Percy grimaces and takes a much longer swallow from his water bottle, as though it substitutes for absent whiskey. "Terrible habit," he says. "I'm /trying/ to quit."
Linden gives him a taste of that patient look again, adding, "Are you really?"
"Believe it or not." Percy huffs a half-laugh through his nostrils over the wry twist of his smile. "My /oldest/ habit, I think."
Linden shrugs and applies himself to his potatoes. "I don't care why you do it, or for how long. You know it doesn't work with the boss. Do with that information what you will."
Percy sets to his own food, mouth twitching to a grimace. "Yeah."
Quiet eating. Then: "But he made you Bishop for a reason."
"I'm not always the jester," Percy says quietly. He forks a mouthful of potato into his mouth and chases it with more water. "He knows that. He's seen that."
Linden's greying brows arch mute skepticism.
Percy's smile is slight. "He made me Bishop for a reason."
Plastic fork scrapes against thick paper plate. Slowly Linden shakes his head. "I believe that you aren't always the jester, Percy. You seem like a steady enough young man, despite the reputation that precedes you." A solemn look like a smile, which fades into distraction. "But whether he sees that? I don't know. I don't think he's seeing anything these days."
Percy mms quietly, gaze dropping to his plate. He shrugs. "Maybe. Maybe not." His mouth twists again. "It's been rough."
"You keep /saying/ that," Linden snaps -- snaps! -- and clenches his teeth on more.

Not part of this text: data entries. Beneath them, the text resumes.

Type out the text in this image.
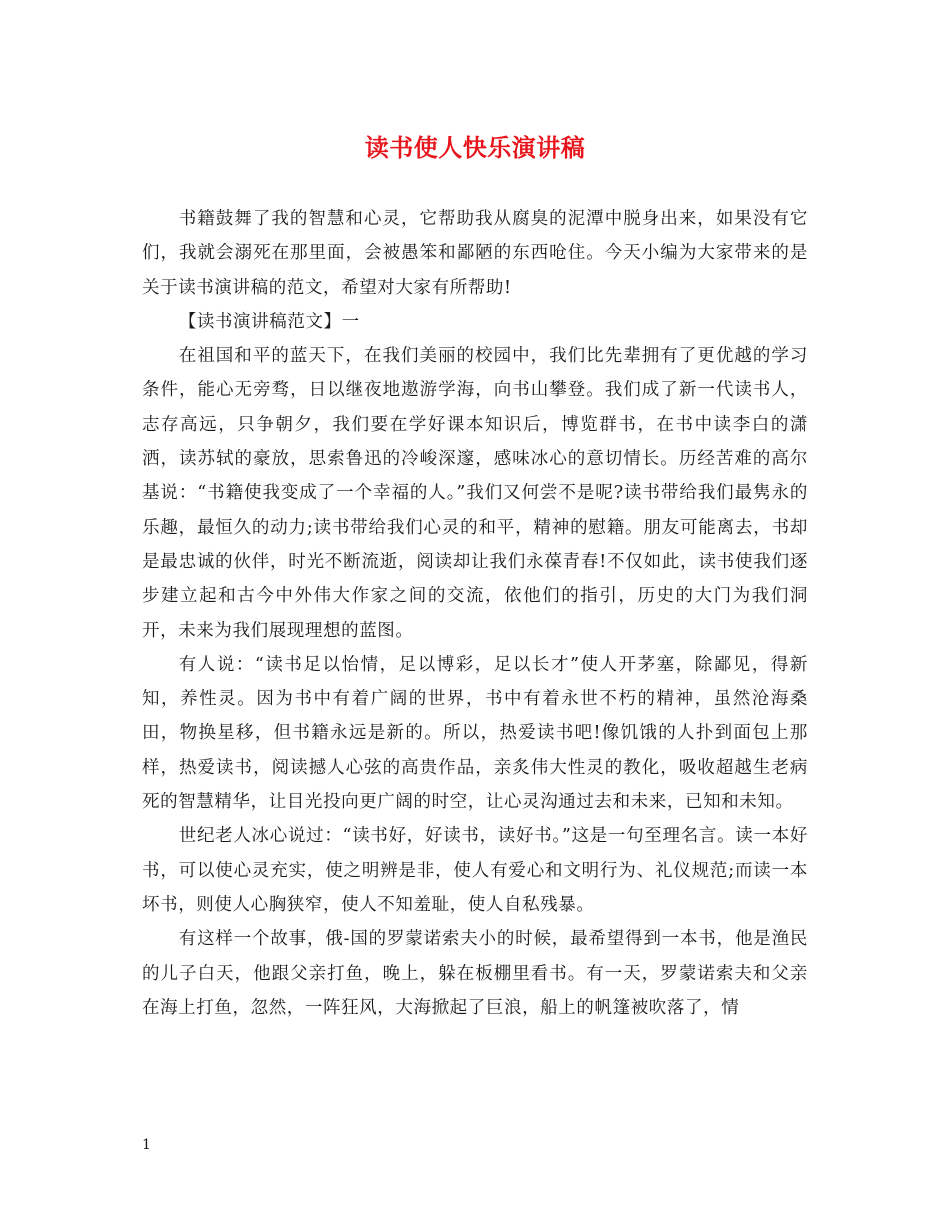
读书使人快乐演讲稿

书籍鼓舞了我的智慧和心灵，它帮助我从腐臭的泥潭中脱身出来，如果没有它们，我就会溺死在那里面，会被愚笨和鄙陋的东西呛住。今天小编为大家带来的是关于读书演讲稿的范文，希望对大家有所帮助!

【读书演讲稿范文】一

在祖国和平的蓝天下，在我们美丽的校园中，我们比先辈拥有了更优越的学习条件，能心无旁骛，日以继夜地遨游学海，向书山攀登。我们成了新一代读书人，志存高远，只争朝夕，我们要在学好课本知识后，博览群书，在书中读李白的潇洒，读苏轼的豪放，思索鲁迅的冷峻深邃，感味冰心的意切情长。历经苦难的高尔基说：“书籍使我变成了一个幸福的人。”我们又何尝不是呢?读书带给我们最隽永的乐趣，最恒久的动力;读书带给我们心灵的和平，精神的慰籍。朋友可能离去，书却是最忠诚的伙伴，时光不断流逝，阅读却让我们永葆青春!不仅如此，读书使我们逐步建立起和古今中外伟大作家之间的交流，依他们的指引，历史的大门为我们洞开，未来为我们展现理想的蓝图。

有人说：“读书足以怡情，足以博彩，足以长才”使人开茅塞，除鄙见，得新知，养性灵。因为书中有着广阔的世界，书中有着永世不朽的精神，虽然沧海桑田，物换星移，但书籍永远是新的。所以，热爱读书吧!像饥饿的人扑到面包上那样，热爱读书，阅读撼人心弦的高贵作品，亲炙伟大性灵的教化，吸收超越生老病死的智慧精华，让目光投向更广阔的时空，让心灵沟通过去和未来，已知和未知。

世纪老人冰心说过：“读书好，好读书，读好书。”这是一句至理名言。读一本好书，可以使心灵充实，使之明辨是非，使人有爱心和文明行为、礼仪规范;而读一本坏书，则使人心胸狭窄，使人不知羞耻，使人自私残暴。

有这样一个故事，俄-国的罗蒙诺索夫小的时候，最希望得到一本书，他是渔民的儿子白天，他跟父亲打鱼，晚上，躲在板棚里看书。有一天，罗蒙诺索夫和父亲在海上打鱼，忽然，一阵狂风，大海掀起了巨浪，船上的帆篷被吹落了，情

1
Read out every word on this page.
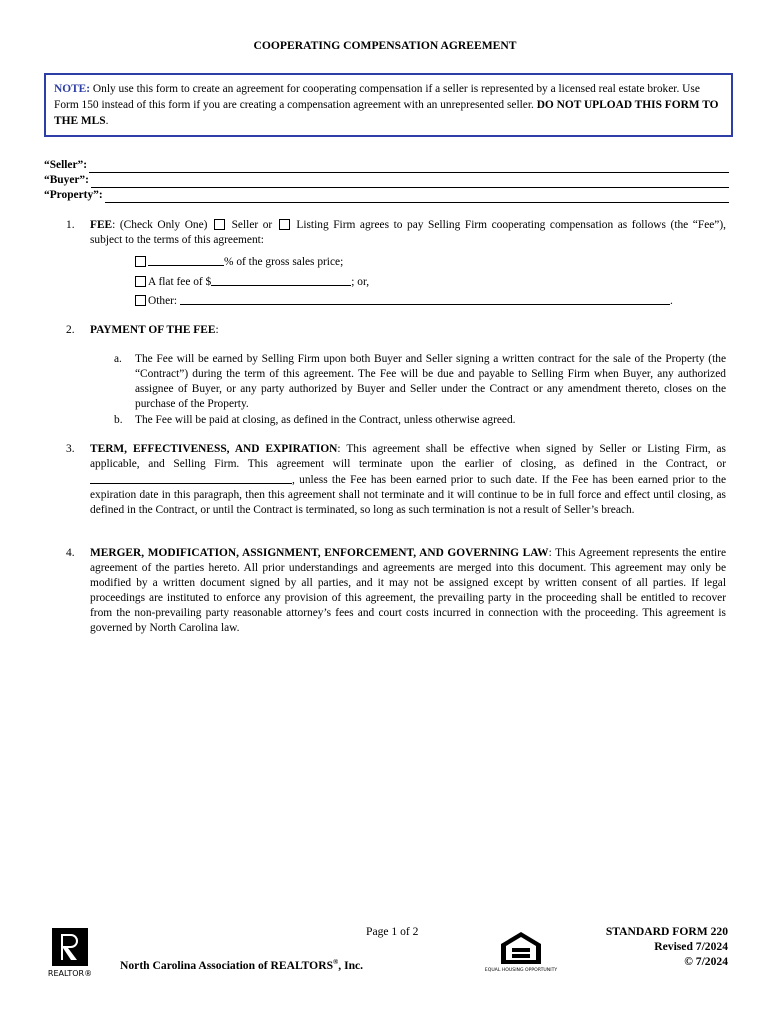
COOPERATING COMPENSATION AGREEMENT
NOTE: Only use this form to create an agreement for cooperating compensation if a seller is represented by a licensed real estate broker. Use Form 150 instead of this form if you are creating a compensation agreement with an unrepresented seller. DO NOT UPLOAD THIS FORM TO THE MLS.
“Seller”:
“Buyer”:
“Property”:
1.	FEE: (Check Only One)  Seller or  Listing Firm agrees to pay Selling Firm cooperating compensation as follows (the “Fee”), subject to the terms of this agreement:
% of the gross sales price;
A flat fee of $	; or,
Other:	.
2.	PAYMENT OF THE FEE:
a. The Fee will be earned by Selling Firm upon both Buyer and Seller signing a written contract for the sale of the Property (the “Contract”) during the term of this agreement. The Fee will be due and payable to Selling Firm when Buyer, any authorized assignee of Buyer, or any party authorized by Buyer and Seller under the Contract or any amendment thereto, closes on the purchase of the Property.
b. The Fee will be paid at closing, as defined in the Contract, unless otherwise agreed.
3.	TERM, EFFECTIVENESS, AND EXPIRATION: This agreement shall be effective when signed by Seller or Listing Firm, as applicable, and Selling Firm. This agreement will terminate upon the earlier of closing, as defined in the Contract, or , unless the Fee has been earned prior to such date. If the Fee has been earned prior to the expiration date in this paragraph, then this agreement shall not terminate and it will continue to be in full force and effect until closing, as defined in the Contract, or until the Contract is terminated, so long as such termination is not a result of Seller’s breach.
4.	MERGER, MODIFICATION, ASSIGNMENT, ENFORCEMENT, AND GOVERNING LAW: This Agreement represents the entire agreement of the parties hereto. All prior understandings and agreements are merged into this document. This agreement may only be modified by a written document signed by all parties, and it may not be assigned except by written consent of all parties. If legal proceedings are instituted to enforce any provision of this agreement, the prevailing party in the proceeding shall be entitled to recover from the non-prevailing party reasonable attorney’s fees and court costs incurred in connection with the proceeding. This agreement is governed by North Carolina law.
REALTOR®
Page 1 of 2
North Carolina Association of REALTORS®, Inc.	EQUAL HOUSING OPPORTUNITY
STANDARD FORM 220
Revised 7/2024
© 7/2024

Percy blinks. Once, twice, again. "I don't know what else I can say," he says. "It'll get better or not, like you said. I'll be the best support I can -- the best Bishop I can." He leans forward, intent, intense; he continues, "I /am/ sorry about the burden you have to bear, even if you're not asking for sympathy, and I'd help if I could. -- But as is we do our jobs; we carry our loads; and I believe it /will/ get better."
Linden mutters, "Axioms don't solve problems," and stabs at his meatloaf.
"What does?" Percy sets down his water bottle and rests hands, curled into fists, over his knees. "Time and effort. Patience, determination. Right? That's what I have to offer. Do you have a better idea?"
Half-hooded blue eyes rest on his face with clinical absorption. "Yes. Don't tell him any of that. Platitudes also make him crazy. Concrete ideas; definitive suggestions. Make it real. Give him data he can use. Numbers, names, options. Got it?"
Percy raises his hands against his knees, fingers spreading wide. "Fine."
Linden shakes his head slightly. "So young," he says and smiles tiredly. "We aren't. We're cranky old men, and the world is getting away from us. From him. Definitely, from him."
Percy exhales a soft breath through his nose. He sits back, slouching into the chair's back. "Do you think?"
"Yes," says Linden. "I do. And do you know, I liked Jean? She was taking a look at my mutation. I had hopes of getting help with it. And now, I can't even mention her without getting that look of his, you know the one." He chews a stolid bite of green beans while he considers his next words. "You'll figure out what to do there. Patience and determination. I suppose so. But keep in mind that he's been through a few too many severe traumas in the last year. We don't all cope well with that."
"No," Percy says, mouth curving faint and wry. "No, I don't suppose we do." He spears a green bean on the end of his plastic fork, examines it a moment, and then eats it. "I'll keep that in mind." Eyes amused, he adds, "Thank you for the advice."
Linden's shoulders hunch, and so does his faint smile. "It's your job. Do the best you can. So, speaking of jobs: should we talk about what you do like to do? I'm all ears."
Percy clears his throat. "Yes, all right." He scuffs a hand through his hair, blinking as he reaims his line of thought. "Well," he starts on half a smile, "I'm good with languages."
"So I hear, and you might have heard that we do business internationally." Linden actually chuckles, and then he has a drink of water and sets his dinner aside to get down to real business, away from Circle's shadows and traumas both past and present, private and persistent.